KOCAM GECELERİ YATAKTAN KALKIP YEMEK YERDİ, KAPIYI KİLİTLEYİP ANAHTARI SAKLARDIM
- Gece kalkıp buzdolabından bir şey tırtıklıyor musunuz?
- Hiçbir zaman! Hayatta böyle bir şey yapmadım. Kocam sürekli yiyordu, gecede üç-dört kez dolaptan bir şeyler alıyordu. Onun için mutfağın kapısını kilitleyip anahtarı sakladım. Akşam yemeğinden sonra yemek işi biter. 30 yaştan sonra metabolizma yavaşlıyor, onun için yediklerin hemen kiloya dönüşüyor diyorlar. Hayır, sporunu yapacaksın, yediklerine dikkat edeceksin, o zaman hiçbir şey kilo yapmıyor. Çok kontrollüyüm, 15 yıl sigara içtim ama bir günde sigarayı bıraktım.

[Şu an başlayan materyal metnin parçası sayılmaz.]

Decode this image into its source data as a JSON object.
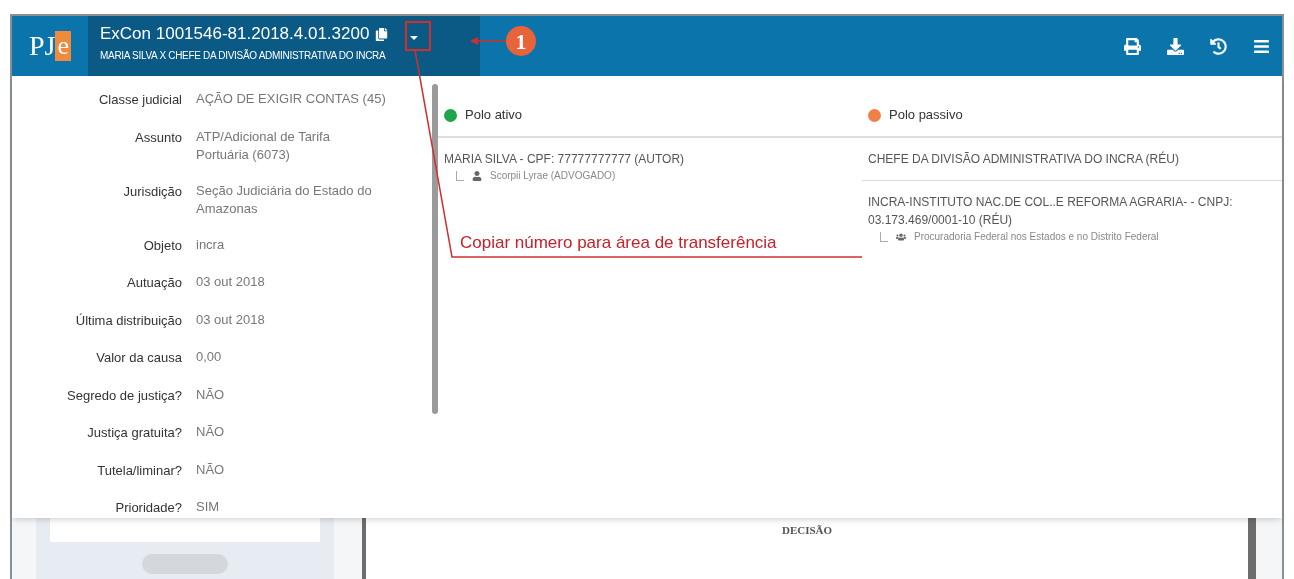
{
  "header": {
    "logo": {
      "p": "PJ",
      "e": "e"
    },
    "process_number": "ExCon 1001546-81.2018.4.01.3200",
    "parties": "MARIA SILVA X CHEFE DA DIVISÃO ADMINISTRATIVA DO INCRA"
  },
  "details": [
    {
      "label": "Classe judicial",
      "value": "AÇÃO DE EXIGIR CONTAS (45)"
    },
    {
      "label": "Assunto",
      "value": "ATP/Adicional de Tarifa Portuária (6073)"
    },
    {
      "label": "Jurisdição",
      "value": "Seção Judiciária do Estado do Amazonas"
    },
    {
      "label": "Objeto",
      "value": "incra"
    },
    {
      "label": "Autuação",
      "value": "03 out 2018"
    },
    {
      "label": "Última distribuição",
      "value": "03 out 2018"
    },
    {
      "label": "Valor da causa",
      "value": "0,00"
    },
    {
      "label": "Segredo de justiça?",
      "value": "NÃO"
    },
    {
      "label": "Justiça gratuita?",
      "value": "NÃO"
    },
    {
      "label": "Tutela/liminar?",
      "value": "NÃO"
    },
    {
      "label": "Prioridade?",
      "value": "SIM"
    }
  ],
  "poles": [
    {
      "title": "Polo ativo",
      "color": "#1fa64a",
      "parties": [
        {
          "name": "MARIA SILVA - CPF: 77777777777 (AUTOR)",
          "representatives": [
            {
              "kind": "person",
              "name": "Scorpii Lyrae (ADVOGADO)"
            }
          ]
        }
      ]
    },
    {
      "title": "Polo passivo",
      "color": "#f0804a",
      "parties": [
        {
          "name": "CHEFE DA DIVISÃO ADMINISTRATIVA DO INCRA (RÉU)"
        },
        {
          "name": "INCRA-INSTITUTO NAC.DE COL..E REFORMA AGRARIA- - CNPJ: 03.173.469/0001-10 (RÉU)",
          "representatives": [
            {
              "kind": "group",
              "name": "Procuradoria Federal nos Estados e no Distrito Federal"
            }
          ]
        }
      ]
    }
  ],
  "background": {
    "document_heading": "DECISÃO"
  },
  "annotations": {
    "step": "1",
    "callout": "Copiar número para área de transferência"
  }
}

Ekmek benim için zararlı onun için hayatımdan çıkarırım. Hamileyken ABD’de cilt doktoruna gittim, “Peynir sana alerji yapıyor sivilceler o yüzden” dedi ve bir yıl peynir yemedim. Yani yapmayacağım dediğim zaman yapmıyorum, onun için normal beslenmem benim için bir ziyafet zaten. Özlediğim, istediğim şeyleri yiyorum.
EN İYİ YAPTIĞIM YEMEK ASKER KURU FASULYESİ
Fasulyeyi bir gün önceden ıslatıyorum, suyunu döküyorum, sonra ikinci suyun içine koyup haşlıyorum. Suyun üstünde biriken köpükleri alıyorum ki gaz yapmasın. Teflonda soğanı öldürüp, tencereye atıyorum. Daha sonra ince doğranmış soğanı, bütün yeşil biberi ekliyorum. Bizim memleketten gelen özel isli eti de koyduktan sonra ocağın altını kısıp yavaş yavaş pişiriyorum. Pişmeye yakın, ayrı bir tencerede azıcık yağ, pul biber ve unla yaptığım sosu da tencereye boşaltıyorum. Asker kuru fasulyesi hazır, yanında pilav kullanmıyorum.